Where this analogy becomes dangerous, is with sunscreen with higher SPF. An SPF of 30, 60, or 80 does NOT mean that you can apply an SPF 80 and then stay in the sun for 800 minutes (13 hours). Sunscreen is only active for about 2 hours. This means that regardless of SPF, you MUST re-apply after every 2 hours, if out in the sun.

How SPF numbers work[1]

SPF Absorbed by lotion Gets through to your skin (transmittance)
15 93% 7%
30 97% 3%
60 98% 1.7%

 

From these numbers you can see that SPF 30 blocks about double the UV than SPF 15, and that SPF 60 blocks roughly double the UV than SPF 30. While SPF 60 blocks out twice as much UV as SPF 30, the actual difference is only 1.3% UV.

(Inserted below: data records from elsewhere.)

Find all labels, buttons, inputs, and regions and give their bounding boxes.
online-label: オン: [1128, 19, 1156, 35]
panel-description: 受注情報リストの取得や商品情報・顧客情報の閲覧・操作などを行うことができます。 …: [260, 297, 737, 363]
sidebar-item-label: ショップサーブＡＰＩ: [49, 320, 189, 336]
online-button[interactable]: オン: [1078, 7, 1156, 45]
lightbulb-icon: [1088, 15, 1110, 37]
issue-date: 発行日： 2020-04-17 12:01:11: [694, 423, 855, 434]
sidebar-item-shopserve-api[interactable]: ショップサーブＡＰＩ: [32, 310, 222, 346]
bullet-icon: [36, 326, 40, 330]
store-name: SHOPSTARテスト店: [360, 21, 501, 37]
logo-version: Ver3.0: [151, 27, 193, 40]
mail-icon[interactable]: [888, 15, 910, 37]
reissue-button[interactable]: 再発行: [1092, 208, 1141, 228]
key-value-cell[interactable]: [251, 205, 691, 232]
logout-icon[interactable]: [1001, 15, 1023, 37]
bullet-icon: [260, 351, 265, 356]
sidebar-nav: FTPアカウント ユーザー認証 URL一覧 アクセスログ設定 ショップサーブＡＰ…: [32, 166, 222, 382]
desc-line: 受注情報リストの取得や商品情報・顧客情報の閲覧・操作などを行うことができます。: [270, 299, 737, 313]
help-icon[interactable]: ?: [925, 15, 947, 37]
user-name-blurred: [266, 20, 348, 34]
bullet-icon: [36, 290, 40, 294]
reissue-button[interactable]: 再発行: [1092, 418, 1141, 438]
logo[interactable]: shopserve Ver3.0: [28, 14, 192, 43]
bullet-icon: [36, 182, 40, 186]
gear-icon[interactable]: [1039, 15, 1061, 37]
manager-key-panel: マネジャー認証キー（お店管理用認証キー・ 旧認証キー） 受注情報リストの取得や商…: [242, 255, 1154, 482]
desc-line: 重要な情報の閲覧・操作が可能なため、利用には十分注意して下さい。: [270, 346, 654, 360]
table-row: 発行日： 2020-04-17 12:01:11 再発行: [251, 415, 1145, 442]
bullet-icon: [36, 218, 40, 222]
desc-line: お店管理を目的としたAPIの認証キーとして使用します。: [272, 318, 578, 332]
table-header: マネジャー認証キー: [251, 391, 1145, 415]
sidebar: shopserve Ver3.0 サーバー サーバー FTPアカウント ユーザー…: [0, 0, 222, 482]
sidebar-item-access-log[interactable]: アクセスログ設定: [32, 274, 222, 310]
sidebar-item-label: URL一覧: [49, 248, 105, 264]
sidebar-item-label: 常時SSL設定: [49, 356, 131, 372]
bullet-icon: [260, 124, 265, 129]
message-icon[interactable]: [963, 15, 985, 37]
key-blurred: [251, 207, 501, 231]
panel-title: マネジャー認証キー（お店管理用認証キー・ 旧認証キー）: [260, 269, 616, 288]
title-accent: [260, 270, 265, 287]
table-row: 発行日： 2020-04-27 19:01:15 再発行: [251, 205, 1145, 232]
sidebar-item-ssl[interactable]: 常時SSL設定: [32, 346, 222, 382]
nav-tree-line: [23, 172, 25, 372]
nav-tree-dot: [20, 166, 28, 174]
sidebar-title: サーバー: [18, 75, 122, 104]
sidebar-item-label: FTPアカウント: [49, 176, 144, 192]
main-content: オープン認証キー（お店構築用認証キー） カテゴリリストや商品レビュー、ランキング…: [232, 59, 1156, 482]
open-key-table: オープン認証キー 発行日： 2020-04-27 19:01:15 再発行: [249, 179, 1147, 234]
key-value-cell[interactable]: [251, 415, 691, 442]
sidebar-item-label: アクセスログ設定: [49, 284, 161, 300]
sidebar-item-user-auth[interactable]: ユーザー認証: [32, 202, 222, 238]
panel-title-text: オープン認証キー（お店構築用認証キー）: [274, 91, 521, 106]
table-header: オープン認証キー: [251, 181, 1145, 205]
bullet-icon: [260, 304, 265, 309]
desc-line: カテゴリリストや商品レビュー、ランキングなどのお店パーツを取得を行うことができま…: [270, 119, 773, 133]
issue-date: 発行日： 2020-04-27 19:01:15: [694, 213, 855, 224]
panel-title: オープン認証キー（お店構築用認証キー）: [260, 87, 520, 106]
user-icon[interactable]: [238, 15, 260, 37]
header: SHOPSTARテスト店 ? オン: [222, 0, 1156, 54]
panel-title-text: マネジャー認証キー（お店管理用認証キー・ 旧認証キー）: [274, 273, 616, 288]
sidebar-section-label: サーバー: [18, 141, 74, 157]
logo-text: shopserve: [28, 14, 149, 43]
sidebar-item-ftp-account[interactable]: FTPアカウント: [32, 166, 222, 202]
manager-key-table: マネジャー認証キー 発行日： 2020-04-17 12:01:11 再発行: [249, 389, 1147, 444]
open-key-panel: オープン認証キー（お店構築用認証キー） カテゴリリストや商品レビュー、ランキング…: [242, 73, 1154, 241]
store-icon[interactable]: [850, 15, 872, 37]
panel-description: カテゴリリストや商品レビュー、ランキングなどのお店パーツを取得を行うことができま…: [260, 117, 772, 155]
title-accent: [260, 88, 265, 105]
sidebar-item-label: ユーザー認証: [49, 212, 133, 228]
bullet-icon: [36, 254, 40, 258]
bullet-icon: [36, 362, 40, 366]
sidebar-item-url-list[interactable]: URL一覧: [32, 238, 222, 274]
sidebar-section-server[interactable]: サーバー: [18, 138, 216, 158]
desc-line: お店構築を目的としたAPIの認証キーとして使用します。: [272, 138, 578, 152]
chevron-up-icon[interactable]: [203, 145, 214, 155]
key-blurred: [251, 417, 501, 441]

There is a role for SPF 60 for those with fair skin types, but the majority of the population likely only needs to use SPF 15 or 30. Using SPF 60 can be a disservice to some users because they may think they don’t need to re-apply the lotion as often because it’s a higher SPF.

How to be sun safe

Sunscreen is an obvious option for sun protection. But be sure to use broad spectrum sunscreen and apply it every two hours. Apply sunscreen 30 minutes before going into the sun. This will ensure the lotion is absorbed by the skin before you’re exposed to sun rays. If you are in the water or sweating, re-apply sunscreen to avoid burning.

There are many skin and makeup products that have added an SPF element to them for skin protection benefits. Using SPF based products daily can protect your face from the again effects of sun damage.

To avoid any sun exposure, clothing such as a hat or long sleeve shirt can act as an effective barrier from the sun. Staying out of the sun completely is also an option.

 

If you have accumulated sun damage or have any suspicious moles that need to be checked, please consult your family physician or dermatologist for a skin exam.

1.Reinau D, Osterwalder U, Stockfleth E, Surber C (2015)The meaning and implication of sun protection factor. Brit J Dermatol 173: 1345.